Riley turned into the paved lot for the police shooting range, the western-most structure on Rhawnhurst and furthest from the Delaware River. He parked his truck, turned off the engine and opened his door.
Gunshots interspersed with gaps of silence pelted his ears. He’d climbed out wearing his worn leather flight jacket that covered a shoulder holster. Unclipping a panel on the driver’s door, Riley fished out a black plastic case with his favorite firearm, a Smith and Wesson .41 Magnum. Once he’d holstered the weapon, he shoved extra ammo into his jacket pockets and reached for a pair of protective earphones and a set of shooting glasses in the back seat before locking up.
Riley strolled through a sea of vehicles, visually searching the range. No chaplain in sight, just a training session going on.
“Not going postal on us are you, Riley?” Sergeant Flynn chuckled from the other side of the chain-link enclosure, reaching for the gate latch.
Riley gave him an indulgent half smile and stopped just inside at an unloading table. He dumped the shells out of his .41. No one walked to a shooting position with a loaded weapon. The officer on duty assured that didn’t happen, which was why Flynn counted each round, including the ones Riley pulled out of his pocket.
“Guess you heard about Henry’s elephant ballet act at City Hall.” Riley joked to keep from giving the story any weight.
“Oh, yeah. Saw the news at lunch. Henry didn’t waste no time getting a shot in at you and Bidowski. Called you a TV prima donna and Bidowski an out-of-control thug.”
Riley shouldn’t be surprised. He knew the way some in his business twisted the facts. Didn’t stop him from curling his fingers into a fist that felt deprived with nothing to slam.
Flynn locked the gate behind him. Riley surveyed the landscape, looking for a white priest collar. Nada.

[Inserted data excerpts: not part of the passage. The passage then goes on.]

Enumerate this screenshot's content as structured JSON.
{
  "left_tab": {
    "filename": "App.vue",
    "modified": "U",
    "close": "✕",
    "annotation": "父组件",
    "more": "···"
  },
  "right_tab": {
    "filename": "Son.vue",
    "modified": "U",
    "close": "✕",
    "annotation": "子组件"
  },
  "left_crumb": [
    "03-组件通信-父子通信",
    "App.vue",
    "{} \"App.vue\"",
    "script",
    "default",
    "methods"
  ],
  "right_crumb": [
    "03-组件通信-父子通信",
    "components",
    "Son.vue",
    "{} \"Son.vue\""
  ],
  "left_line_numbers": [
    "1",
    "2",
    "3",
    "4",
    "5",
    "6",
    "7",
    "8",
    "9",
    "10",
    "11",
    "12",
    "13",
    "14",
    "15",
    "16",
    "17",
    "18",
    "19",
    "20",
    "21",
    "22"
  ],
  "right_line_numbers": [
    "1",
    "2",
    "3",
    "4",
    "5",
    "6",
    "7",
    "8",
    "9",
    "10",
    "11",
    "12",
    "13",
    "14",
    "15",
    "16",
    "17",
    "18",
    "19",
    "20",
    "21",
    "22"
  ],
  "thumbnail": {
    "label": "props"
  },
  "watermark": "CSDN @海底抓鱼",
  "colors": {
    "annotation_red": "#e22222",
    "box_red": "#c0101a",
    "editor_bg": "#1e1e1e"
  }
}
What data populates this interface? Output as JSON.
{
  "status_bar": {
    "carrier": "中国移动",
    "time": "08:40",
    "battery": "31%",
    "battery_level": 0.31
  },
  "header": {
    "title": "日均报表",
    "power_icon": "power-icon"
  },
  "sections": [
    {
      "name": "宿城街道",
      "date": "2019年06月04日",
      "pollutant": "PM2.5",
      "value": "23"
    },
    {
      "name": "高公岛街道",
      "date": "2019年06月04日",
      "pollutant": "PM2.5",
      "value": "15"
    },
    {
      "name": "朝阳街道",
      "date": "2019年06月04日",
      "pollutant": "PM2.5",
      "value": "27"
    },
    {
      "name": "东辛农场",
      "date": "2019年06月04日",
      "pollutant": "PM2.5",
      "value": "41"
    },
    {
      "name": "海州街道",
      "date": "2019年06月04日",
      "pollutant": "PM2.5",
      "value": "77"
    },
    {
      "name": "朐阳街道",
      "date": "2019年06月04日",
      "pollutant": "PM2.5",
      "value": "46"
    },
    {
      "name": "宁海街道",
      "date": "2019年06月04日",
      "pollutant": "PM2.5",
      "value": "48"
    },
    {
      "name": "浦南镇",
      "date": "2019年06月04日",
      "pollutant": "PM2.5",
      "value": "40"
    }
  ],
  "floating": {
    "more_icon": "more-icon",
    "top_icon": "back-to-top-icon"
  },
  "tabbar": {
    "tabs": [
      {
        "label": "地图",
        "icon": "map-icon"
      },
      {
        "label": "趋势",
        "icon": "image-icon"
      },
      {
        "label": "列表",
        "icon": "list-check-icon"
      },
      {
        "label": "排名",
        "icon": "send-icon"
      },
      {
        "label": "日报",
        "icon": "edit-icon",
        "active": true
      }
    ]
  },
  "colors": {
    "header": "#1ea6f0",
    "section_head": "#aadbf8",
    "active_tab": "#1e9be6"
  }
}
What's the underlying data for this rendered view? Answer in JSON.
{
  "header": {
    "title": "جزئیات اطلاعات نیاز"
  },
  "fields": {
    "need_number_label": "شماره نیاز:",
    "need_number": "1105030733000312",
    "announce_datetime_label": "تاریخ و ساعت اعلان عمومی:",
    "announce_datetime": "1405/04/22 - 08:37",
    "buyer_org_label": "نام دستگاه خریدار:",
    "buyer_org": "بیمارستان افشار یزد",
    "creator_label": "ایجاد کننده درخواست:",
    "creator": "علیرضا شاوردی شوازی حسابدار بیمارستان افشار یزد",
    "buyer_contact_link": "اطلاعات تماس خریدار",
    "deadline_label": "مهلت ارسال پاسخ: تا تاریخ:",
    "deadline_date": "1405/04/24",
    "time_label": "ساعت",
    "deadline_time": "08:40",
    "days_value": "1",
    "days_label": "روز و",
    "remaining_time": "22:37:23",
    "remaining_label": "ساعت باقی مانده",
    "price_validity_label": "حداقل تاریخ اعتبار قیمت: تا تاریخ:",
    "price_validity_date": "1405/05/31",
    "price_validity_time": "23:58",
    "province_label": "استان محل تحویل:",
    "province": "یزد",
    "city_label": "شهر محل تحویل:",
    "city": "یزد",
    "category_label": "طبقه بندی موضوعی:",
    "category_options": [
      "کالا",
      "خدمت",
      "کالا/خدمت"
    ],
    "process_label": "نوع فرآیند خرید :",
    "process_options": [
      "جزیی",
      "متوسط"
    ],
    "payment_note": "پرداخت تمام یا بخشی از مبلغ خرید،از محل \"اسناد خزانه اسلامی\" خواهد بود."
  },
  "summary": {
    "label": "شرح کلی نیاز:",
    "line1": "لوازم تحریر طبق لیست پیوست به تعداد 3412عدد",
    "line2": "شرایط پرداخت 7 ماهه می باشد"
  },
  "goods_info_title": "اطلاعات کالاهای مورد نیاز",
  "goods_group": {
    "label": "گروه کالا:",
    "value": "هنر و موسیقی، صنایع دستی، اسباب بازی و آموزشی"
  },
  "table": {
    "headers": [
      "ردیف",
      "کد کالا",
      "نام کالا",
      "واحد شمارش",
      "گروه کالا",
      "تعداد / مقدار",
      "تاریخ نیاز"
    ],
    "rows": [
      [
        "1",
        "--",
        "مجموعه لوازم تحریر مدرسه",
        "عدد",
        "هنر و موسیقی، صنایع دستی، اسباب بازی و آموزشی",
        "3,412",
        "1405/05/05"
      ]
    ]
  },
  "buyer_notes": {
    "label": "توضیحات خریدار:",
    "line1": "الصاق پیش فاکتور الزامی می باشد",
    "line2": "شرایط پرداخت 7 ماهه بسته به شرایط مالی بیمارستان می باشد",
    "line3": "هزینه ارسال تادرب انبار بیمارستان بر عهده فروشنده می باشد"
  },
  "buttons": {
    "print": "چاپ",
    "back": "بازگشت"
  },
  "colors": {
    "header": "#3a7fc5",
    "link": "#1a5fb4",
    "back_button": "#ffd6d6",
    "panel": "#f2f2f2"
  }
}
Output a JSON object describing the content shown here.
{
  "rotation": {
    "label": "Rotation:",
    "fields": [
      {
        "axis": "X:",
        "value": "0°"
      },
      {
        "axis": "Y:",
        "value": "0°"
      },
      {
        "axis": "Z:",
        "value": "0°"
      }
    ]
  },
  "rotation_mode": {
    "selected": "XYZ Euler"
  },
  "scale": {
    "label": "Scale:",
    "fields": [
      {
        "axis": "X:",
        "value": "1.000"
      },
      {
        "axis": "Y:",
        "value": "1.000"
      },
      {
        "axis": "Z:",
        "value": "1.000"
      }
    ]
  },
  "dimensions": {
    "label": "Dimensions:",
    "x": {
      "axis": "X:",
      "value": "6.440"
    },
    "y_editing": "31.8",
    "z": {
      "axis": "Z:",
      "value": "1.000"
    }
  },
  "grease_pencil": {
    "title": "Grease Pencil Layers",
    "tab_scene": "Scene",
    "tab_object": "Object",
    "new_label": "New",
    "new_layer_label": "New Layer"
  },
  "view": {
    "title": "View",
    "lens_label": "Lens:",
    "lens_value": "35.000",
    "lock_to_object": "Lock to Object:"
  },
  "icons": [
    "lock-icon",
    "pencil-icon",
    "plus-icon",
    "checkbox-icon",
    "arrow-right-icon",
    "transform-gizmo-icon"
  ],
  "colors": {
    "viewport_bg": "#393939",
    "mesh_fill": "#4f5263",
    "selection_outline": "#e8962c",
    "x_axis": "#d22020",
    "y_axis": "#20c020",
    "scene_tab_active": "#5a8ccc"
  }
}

Instead of clay backstops, high banks of ground-up tires flanked the range. The waste material absorbed lead and suppressed ricochets from cops getting their annual qualifying rounds in. The rubber was toxic as hell, but the city didn’t have the funds to replace it.
None of the experienced officers shot here during rookie training for fear of being wounded. Dense banks could protect only so much. A stray bullet fired by a rookie was more likely to drill a hole into his own boot than to hit the target.
“What about the Stanton murder in Germantown?” Riley asked Flynn. “Anything on that on TV?”
“Didn’t catch nothing on it.”
The Stanton murder gets buried and a rumble in the courthouse leads the news. Riley shook his head.
“Sounded like talk radio’s playing fair and square with you, though,” Flynn added while he logged in Riley’s name on the books with a stubby pencil. He finished, closed the log and said, “Shoot, they’re makin’ you the hero and downplaying Biddy roughing up Henry. One radio jock said Henry stumbled and cracked a glass window, called it an accident. Your station’s saying the incident is under investigation. First reports have you saving Henry’s life and some saying it was more of a misunderstanding than an altercation.”
Good to know some newsies called it straight.
Riley made a mental note for later to touch base with Lilly, the one person at the station who would give him the skinny on viewer reaction.
A fresh round of gunshots ripped the air like an attack. Sulfur odor stung Riley’s nostrils, a familiar and welcoming smell.